Your FICO score can have a big impact on the interest rate you’re offered on your mortgage loan. Generally, the higher your FICO score, the lower your interest rate will be.

For example, with a FICO score of 760 or higher, you may be able to qualify for an interest rate of around 3.5%. However, if your FICO score is in the 620-639 range, you may be offered an interest rate of around 5.5%.

What Other Factors Do Mortgage Lenders Consider?

While your FICO score is an important factor in getting approved for a mortgage, it’s not the only factor. Lenders will also consider your income, employment history, debt-to-income ratio, and other factors when assessing your creditworthiness.

For example, even if you have a high FICO score, if you have a high debt-to-income ratio, you may not be able to qualify for a mortgage.

How Can You Improve Your FICO Score?

If your FICO score is lower than you’d like it to be, there are things you can do to improve it. One of the most important things you can do is make sure you’re paying your bills on time.

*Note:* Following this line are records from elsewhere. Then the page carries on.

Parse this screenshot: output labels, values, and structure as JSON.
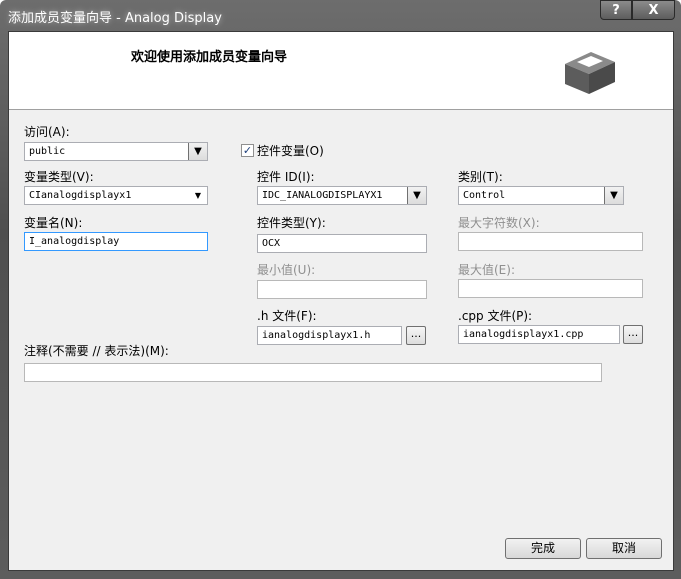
{
  "window": {
    "title": "添加成员变量向导 - Analog Display",
    "help_label": "?",
    "close_label": "X"
  },
  "banner": {
    "title": "欢迎使用添加成员变量向导",
    "icon": "box-icon"
  },
  "access": {
    "label": "访问(A):",
    "value": "public"
  },
  "var_type": {
    "label": "变量类型(V):",
    "value": "CIanalogdisplayx1"
  },
  "var_name": {
    "label": "变量名(N):",
    "value": "I_analogdisplay"
  },
  "control_var": {
    "label": "控件变量(O)",
    "checked": true,
    "check_glyph": "✓"
  },
  "control_id": {
    "label": "控件 ID(I):",
    "value": "IDC_IANALOGDISPLAYX1"
  },
  "category": {
    "label": "类别(T):",
    "value": "Control"
  },
  "control_type": {
    "label": "控件类型(Y):",
    "value": "OCX"
  },
  "max_chars": {
    "label": "最大字符数(X):",
    "value": ""
  },
  "min_value": {
    "label": "最小值(U):",
    "value": ""
  },
  "max_value": {
    "label": "最大值(E):",
    "value": ""
  },
  "h_file": {
    "label": ".h 文件(F):",
    "value": "ianalogdisplayx1.h",
    "browse_label": "..."
  },
  "cpp_file": {
    "label": ".cpp 文件(P):",
    "value": "ianalogdisplayx1.cpp",
    "browse_label": "..."
  },
  "comment": {
    "label": "注释(不需要 // 表示法)(M):",
    "value": ""
  },
  "buttons": {
    "finish": "完成",
    "cancel": "取消"
  },
  "colors": {
    "frame": "#5d5d5d",
    "client": "#f0f0f0",
    "focus_border": "#3399ff",
    "disabled_text": "#8f8f8f"
  }
}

Other tips for improving your FICO score include keeping your credit utilization low, avoiding opening too many new credit accounts at once, and checking your credit report for errors.

Conclusion

Your FICO score is an important factor in getting approved for a mortgage. While there’s no hard and fast rule about what score you need, most lenders have a minimum requirement. By understanding what lenders are looking for and taking steps to improve your score, you can increase your chances of getting approved for a mortgage and getting favorable loan terms.